China plans to cut subsidies for New Electric Vehicles (NEVs), hybrids, and hydrogen fuel cell vehicles in a bid to boost homegrown EVs while making it harder for foreign EV companies to market their vehicles in the largest auto market in the world.
Automotive News reports that China will cut subsidies by a further 20 percent in 2021 (after a 10 percent slash in 2020) for passenger vehicles. Subsidies will be slashed by 10 percent for NEV public buses and taxis. The government’s original plan involved removing all subsidies by 2020, however, the slowdown caused by the COVID-19 pandemic prompted the government to roll-back on those cuts in a bid to buoy sales right through the end of 2022.
While it may seem counterintuitive for the country to cut back on subsidies for EV vehicles especially when China hopes for 20 percent of the auto market to be dominated by EVs by 2025 (5 percent in 2020), the move might just help boost Chinese EV manufacturers gain a competitive pricing edge over international rivals such Tesla and Volkswagen.
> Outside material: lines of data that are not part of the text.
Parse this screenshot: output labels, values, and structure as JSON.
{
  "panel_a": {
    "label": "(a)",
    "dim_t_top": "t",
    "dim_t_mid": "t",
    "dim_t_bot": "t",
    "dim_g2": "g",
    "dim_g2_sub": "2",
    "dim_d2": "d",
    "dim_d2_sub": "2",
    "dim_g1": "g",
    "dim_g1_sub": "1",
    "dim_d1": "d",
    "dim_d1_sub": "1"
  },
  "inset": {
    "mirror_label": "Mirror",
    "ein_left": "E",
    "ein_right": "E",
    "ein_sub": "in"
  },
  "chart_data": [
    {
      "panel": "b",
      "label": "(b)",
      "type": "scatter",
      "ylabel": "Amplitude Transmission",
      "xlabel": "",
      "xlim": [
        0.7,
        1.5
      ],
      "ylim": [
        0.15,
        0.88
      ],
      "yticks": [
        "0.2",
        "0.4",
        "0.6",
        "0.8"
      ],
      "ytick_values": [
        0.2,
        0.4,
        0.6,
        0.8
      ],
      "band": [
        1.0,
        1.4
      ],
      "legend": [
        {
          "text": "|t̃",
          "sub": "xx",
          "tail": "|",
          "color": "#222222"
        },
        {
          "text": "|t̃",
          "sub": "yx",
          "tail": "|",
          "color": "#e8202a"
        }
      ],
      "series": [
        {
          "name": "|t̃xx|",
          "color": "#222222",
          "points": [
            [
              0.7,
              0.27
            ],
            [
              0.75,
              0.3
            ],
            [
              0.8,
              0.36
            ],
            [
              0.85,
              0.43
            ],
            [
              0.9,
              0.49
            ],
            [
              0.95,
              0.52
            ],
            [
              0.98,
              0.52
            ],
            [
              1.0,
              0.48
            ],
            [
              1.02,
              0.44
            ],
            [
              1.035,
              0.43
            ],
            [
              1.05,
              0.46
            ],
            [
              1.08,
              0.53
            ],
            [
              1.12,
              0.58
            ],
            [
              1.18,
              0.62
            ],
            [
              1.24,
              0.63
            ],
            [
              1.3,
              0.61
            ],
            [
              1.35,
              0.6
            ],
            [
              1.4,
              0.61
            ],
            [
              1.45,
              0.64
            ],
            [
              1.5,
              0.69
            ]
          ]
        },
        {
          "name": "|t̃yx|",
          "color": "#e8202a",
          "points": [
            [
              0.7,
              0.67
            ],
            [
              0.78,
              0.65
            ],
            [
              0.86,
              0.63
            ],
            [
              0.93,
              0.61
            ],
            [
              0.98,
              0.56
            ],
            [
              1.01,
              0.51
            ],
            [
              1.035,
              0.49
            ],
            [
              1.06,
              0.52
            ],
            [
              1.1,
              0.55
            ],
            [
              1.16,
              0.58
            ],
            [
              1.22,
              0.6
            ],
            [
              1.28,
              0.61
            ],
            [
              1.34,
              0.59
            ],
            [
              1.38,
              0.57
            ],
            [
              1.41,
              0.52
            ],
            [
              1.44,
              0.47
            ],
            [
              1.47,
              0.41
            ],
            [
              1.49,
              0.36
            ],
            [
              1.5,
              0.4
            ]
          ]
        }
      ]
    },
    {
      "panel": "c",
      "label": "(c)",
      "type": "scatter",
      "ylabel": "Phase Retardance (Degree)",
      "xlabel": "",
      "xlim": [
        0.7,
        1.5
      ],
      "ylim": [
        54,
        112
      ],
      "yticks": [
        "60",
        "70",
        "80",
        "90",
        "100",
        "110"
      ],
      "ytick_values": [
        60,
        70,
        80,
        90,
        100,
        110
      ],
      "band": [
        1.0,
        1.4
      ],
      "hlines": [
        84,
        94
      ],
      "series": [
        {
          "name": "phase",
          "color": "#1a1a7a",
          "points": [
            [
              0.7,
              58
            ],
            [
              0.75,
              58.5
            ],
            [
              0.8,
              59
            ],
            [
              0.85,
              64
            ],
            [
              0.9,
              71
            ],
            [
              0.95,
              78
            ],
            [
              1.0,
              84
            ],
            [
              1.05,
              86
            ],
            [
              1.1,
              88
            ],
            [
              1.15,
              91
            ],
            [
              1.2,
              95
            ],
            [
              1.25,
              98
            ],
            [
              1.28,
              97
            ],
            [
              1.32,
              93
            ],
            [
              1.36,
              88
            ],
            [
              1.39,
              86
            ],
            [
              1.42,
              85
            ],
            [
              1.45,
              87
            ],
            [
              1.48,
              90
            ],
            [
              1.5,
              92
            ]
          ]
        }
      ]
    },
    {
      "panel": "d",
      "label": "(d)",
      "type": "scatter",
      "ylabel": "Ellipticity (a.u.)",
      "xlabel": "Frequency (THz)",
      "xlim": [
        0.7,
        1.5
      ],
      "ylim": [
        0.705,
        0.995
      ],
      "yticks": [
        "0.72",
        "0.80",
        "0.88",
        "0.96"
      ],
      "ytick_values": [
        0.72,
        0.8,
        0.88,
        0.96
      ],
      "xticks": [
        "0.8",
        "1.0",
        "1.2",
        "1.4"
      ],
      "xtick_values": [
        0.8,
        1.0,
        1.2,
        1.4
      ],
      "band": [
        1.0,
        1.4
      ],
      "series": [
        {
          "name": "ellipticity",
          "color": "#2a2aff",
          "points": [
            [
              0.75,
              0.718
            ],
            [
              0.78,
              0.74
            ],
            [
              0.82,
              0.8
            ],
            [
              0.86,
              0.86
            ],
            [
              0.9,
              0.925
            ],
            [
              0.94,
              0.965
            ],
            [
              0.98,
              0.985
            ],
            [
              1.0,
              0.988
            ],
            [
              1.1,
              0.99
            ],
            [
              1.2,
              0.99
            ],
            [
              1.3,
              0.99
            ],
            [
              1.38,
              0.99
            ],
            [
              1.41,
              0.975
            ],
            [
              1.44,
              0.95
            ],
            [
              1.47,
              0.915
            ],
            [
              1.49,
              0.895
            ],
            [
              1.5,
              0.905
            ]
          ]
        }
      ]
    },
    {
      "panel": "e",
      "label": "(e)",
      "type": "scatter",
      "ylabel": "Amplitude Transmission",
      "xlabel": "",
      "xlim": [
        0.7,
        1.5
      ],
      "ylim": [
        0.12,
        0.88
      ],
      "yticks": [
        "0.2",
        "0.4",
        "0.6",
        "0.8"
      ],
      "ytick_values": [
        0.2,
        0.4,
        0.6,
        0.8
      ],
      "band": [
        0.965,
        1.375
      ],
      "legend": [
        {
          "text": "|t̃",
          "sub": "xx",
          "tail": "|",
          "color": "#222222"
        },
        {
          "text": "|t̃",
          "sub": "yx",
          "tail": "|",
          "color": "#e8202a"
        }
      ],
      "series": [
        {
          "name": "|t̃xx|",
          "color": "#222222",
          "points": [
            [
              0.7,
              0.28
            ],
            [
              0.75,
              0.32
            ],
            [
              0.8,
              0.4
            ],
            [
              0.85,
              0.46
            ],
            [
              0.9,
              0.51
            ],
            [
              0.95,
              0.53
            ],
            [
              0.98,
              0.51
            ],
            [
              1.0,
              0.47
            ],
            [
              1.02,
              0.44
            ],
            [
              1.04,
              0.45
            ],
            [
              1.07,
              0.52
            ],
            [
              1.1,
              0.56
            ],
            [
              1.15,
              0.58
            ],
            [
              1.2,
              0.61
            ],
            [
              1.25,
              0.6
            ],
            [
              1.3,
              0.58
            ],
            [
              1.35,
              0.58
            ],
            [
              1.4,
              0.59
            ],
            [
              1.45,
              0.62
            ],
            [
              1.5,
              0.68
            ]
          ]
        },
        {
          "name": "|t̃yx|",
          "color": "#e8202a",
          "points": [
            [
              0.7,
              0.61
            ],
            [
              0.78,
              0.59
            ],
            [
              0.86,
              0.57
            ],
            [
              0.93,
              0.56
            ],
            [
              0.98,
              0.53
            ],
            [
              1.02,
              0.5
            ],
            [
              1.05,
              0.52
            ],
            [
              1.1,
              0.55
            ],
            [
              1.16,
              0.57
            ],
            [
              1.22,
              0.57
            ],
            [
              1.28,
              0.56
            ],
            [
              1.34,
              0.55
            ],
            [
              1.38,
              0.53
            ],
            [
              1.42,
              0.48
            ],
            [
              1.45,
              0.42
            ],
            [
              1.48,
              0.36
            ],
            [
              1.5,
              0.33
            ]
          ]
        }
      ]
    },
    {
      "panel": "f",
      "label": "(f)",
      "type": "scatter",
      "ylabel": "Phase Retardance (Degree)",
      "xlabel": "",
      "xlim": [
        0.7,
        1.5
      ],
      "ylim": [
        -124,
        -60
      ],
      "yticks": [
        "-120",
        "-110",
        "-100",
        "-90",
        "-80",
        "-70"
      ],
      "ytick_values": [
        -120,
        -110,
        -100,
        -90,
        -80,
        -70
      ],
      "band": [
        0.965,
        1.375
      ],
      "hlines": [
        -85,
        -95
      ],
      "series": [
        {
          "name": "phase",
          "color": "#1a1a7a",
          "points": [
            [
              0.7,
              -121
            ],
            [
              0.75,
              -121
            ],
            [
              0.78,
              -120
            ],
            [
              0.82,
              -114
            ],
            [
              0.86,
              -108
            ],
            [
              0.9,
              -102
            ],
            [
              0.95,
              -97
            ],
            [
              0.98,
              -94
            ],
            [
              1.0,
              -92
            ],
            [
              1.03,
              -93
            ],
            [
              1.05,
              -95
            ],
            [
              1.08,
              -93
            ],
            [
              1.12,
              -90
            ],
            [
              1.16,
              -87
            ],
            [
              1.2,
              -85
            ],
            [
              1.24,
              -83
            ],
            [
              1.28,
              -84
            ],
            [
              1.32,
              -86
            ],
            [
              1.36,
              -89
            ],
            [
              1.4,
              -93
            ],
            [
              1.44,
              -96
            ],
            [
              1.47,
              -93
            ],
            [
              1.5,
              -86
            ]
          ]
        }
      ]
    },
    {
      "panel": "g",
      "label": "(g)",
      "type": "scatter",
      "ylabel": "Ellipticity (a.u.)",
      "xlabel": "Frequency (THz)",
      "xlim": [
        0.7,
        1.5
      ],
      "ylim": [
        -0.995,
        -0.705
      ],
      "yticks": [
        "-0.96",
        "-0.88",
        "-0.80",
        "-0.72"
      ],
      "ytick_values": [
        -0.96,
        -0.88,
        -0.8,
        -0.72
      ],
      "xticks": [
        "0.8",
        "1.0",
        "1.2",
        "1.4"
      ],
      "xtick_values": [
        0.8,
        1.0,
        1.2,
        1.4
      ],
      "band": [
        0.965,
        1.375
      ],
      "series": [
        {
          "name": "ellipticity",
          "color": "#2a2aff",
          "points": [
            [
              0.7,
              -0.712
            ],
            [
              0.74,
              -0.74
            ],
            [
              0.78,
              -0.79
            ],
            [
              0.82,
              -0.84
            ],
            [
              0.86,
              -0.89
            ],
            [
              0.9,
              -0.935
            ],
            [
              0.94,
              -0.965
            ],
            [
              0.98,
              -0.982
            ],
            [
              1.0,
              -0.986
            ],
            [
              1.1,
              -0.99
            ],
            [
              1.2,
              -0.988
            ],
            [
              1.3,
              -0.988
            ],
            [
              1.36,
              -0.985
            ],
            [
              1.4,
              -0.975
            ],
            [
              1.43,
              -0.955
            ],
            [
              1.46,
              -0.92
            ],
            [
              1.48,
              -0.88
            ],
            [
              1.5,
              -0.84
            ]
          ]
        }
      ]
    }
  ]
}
The move to end subsidies, which the Chinese government has had in place for over a decade, hopes to have EV manufacturers operate with more independence.
The cuts will in all likelihood hurt premium EVs such as the Tesla Model S and X, which has enjoyed stellar success with its entry-level Model 3 since its introduction. The Model 3 sales are nearly double that of its closest competitor (YTD March 2020), the BYD Qin Pro EV, which has rolled out of Tesla’s multibillion-dollar Gigafactory since the end of 2019.
Tesla also faces growing competition from other local manufacturers such as NIO, BAIC, GAC, and XPeng which are also making headways within the largest EV market in the world. Despite the pandemic slowdown, a total of approximately 1.3 million EVs were sold in China in 2020, up from 1.2 million in 2019. Sales of roughly 1.8 million EVs are forecasted in 2021, making China an especially lucrative market for EV players.